Effect of morning bright light treatment for rest-activity disruption in institutionalized patients with severe Alzheimer's disease

Abstract

Background: Disturbances in rest-activity rhythm are prominent and disabling symptoms in Alzheimer's disease (AD). Nighttime sleep is severely fragmented and daytime activity is disrupted by multiple napping episodes. In most institutional environments, light levels are very low and may not be sufficient to enable the circadian clock to entrain to the 24-hour day. The purpose of this randomized, placebo-controlled, clinical trial was to test the effectiveness of morning bright light therapy in reducing rest-activity (circadian) disruption in institutionalized patients with severe AD.

Method: Subjects (n = 46, mean age 84 years) meeting the NINCDS-ADRDA (National Institute of Neurological and Communicative Disorders and Stroke--the Alzheimer's Disease and Related Disorders Association) AD diagnostic criteria were recruited from two large, skilled nursing facilities in San Francisco, California. The experimental group received one hour (09:30-10:30) of bright light exposure (> or = 2500 lux in gaze direction) Monday through Friday for 10 weeks. The control group received usual indoor light (150-200 lux). Nighttime sleep efficiency, sleep time, wake time and number of awakenings and daytime wake time were assessed using actigraphy. Circadian rhythm parameters were also determined from the actigraphic data using cosinor analysis and nonparametric techniques. Repeated measures analysis of variance (ANOVA) was used to test the primary study hypotheses.

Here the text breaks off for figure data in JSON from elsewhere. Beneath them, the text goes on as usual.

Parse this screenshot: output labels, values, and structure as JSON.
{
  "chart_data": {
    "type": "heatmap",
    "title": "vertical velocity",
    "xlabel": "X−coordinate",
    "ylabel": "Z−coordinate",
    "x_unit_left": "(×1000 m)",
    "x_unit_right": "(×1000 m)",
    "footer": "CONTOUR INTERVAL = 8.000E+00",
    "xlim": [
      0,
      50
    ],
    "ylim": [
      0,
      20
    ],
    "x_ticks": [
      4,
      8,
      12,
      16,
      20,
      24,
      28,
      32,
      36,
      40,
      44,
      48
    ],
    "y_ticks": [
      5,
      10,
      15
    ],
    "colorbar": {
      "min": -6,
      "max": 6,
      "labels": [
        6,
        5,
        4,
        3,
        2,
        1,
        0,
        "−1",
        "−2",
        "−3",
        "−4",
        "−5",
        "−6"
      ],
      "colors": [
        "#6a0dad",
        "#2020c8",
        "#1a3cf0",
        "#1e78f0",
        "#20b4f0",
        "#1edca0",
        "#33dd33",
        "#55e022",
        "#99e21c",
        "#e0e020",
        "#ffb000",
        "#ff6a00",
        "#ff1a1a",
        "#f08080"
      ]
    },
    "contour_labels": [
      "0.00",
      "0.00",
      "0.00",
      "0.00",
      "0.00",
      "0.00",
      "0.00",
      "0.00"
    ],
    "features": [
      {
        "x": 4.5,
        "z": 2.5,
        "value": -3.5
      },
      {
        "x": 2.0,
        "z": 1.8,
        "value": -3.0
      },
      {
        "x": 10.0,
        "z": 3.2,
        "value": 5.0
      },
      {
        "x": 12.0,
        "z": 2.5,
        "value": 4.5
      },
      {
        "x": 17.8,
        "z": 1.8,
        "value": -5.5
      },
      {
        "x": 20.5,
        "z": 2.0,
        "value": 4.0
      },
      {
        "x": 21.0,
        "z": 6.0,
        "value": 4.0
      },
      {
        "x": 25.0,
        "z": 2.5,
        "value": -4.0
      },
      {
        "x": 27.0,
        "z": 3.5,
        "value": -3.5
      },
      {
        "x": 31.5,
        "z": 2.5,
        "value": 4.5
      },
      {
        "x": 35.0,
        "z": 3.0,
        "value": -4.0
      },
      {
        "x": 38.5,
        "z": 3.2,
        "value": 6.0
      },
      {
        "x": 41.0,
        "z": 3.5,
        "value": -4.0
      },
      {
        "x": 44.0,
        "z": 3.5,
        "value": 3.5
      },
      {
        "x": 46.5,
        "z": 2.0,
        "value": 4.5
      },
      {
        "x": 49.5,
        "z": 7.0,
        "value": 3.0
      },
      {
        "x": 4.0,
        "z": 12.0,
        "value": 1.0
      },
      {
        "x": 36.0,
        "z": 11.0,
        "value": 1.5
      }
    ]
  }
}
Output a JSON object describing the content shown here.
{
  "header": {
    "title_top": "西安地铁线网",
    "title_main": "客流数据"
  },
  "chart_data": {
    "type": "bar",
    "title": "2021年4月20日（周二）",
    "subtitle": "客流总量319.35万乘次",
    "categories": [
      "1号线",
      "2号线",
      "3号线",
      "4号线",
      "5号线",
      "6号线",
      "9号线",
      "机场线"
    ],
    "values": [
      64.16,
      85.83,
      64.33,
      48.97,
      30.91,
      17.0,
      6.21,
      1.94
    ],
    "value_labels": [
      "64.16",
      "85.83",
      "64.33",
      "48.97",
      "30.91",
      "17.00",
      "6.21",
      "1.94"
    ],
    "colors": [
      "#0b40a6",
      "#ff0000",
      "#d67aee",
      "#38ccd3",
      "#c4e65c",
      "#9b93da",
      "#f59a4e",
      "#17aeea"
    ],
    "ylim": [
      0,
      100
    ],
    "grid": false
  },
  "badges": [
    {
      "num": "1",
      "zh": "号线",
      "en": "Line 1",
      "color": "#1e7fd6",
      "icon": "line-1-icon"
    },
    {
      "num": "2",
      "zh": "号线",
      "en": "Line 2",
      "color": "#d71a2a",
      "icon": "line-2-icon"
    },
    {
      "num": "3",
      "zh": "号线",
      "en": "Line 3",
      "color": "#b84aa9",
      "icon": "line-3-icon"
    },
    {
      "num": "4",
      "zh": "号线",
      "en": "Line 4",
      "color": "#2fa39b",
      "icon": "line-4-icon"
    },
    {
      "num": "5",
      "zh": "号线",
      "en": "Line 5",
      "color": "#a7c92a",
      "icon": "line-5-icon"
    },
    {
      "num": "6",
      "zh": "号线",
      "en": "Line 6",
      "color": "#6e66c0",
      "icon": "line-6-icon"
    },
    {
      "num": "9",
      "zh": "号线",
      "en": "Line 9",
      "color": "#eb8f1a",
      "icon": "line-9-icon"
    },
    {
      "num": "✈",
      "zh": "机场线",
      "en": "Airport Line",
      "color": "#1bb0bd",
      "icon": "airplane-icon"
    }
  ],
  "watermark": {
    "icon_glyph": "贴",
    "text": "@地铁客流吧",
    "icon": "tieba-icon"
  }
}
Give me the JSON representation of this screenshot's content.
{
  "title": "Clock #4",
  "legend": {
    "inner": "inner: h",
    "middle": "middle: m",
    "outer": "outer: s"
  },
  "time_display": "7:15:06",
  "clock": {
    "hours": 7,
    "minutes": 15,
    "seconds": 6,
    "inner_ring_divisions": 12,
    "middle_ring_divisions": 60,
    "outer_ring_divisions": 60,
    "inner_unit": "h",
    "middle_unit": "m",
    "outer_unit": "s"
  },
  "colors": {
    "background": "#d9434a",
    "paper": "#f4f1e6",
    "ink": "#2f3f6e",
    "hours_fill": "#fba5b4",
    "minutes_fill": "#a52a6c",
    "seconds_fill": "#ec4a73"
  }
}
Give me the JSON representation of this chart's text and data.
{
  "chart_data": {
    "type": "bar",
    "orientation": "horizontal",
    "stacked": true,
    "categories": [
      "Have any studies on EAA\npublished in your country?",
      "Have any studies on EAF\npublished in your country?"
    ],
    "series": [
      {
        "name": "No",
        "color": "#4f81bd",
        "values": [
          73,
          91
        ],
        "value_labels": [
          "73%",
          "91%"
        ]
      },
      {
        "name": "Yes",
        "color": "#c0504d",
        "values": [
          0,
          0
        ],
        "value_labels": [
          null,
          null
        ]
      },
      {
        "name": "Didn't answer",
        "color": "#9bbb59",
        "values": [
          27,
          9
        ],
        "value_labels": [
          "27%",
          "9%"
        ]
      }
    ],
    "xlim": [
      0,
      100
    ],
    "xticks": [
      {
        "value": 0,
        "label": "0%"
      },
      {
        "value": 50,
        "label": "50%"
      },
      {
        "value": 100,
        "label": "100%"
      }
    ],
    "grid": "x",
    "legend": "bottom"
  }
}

Results and conclusion: Although significant improvements were found in subjects with aberrant timing of their rest-activity rhythm, morning bright light exposure did not induce an overall improvement in measures of sleep or the rest-activity in all treated as compared to control subjects. The results indicate that only subjects with the most impaired rest-activity rhythm respond significantly and positively to a brief (one hour) light intervention.

Figure 1

Cosinor-derived rest–activity acrophase (peak) and amplitude at week 1 illustrates marked between-subject variability. Position on the angular axis corresponds to clock time, position on the radial axis corresponds to amplitude.

Figure 2

Cosinor-derived activity acrophase (peak) and amplitude at week 11 illustrates persistent between-subjects variability. Position on the angular axis corresponds to clock time, position on the radial axis corresponds to amplitude.

Figure 3

Polar plot illustrates mean time of onset for the five least active hours in the 24-hour day during week 1. Position on the angular axis corresponds to clock time. Onset times between 03:01 and 19:59 are defined as aberrant.

Figure 4

Polar plot illustrates mean time of onset for the 10 most active hours in the 24-hour day during week 1. Position on the angular axis corresponds to clock time. Onset times between 12:01 and 05:59 are defined as aberrant.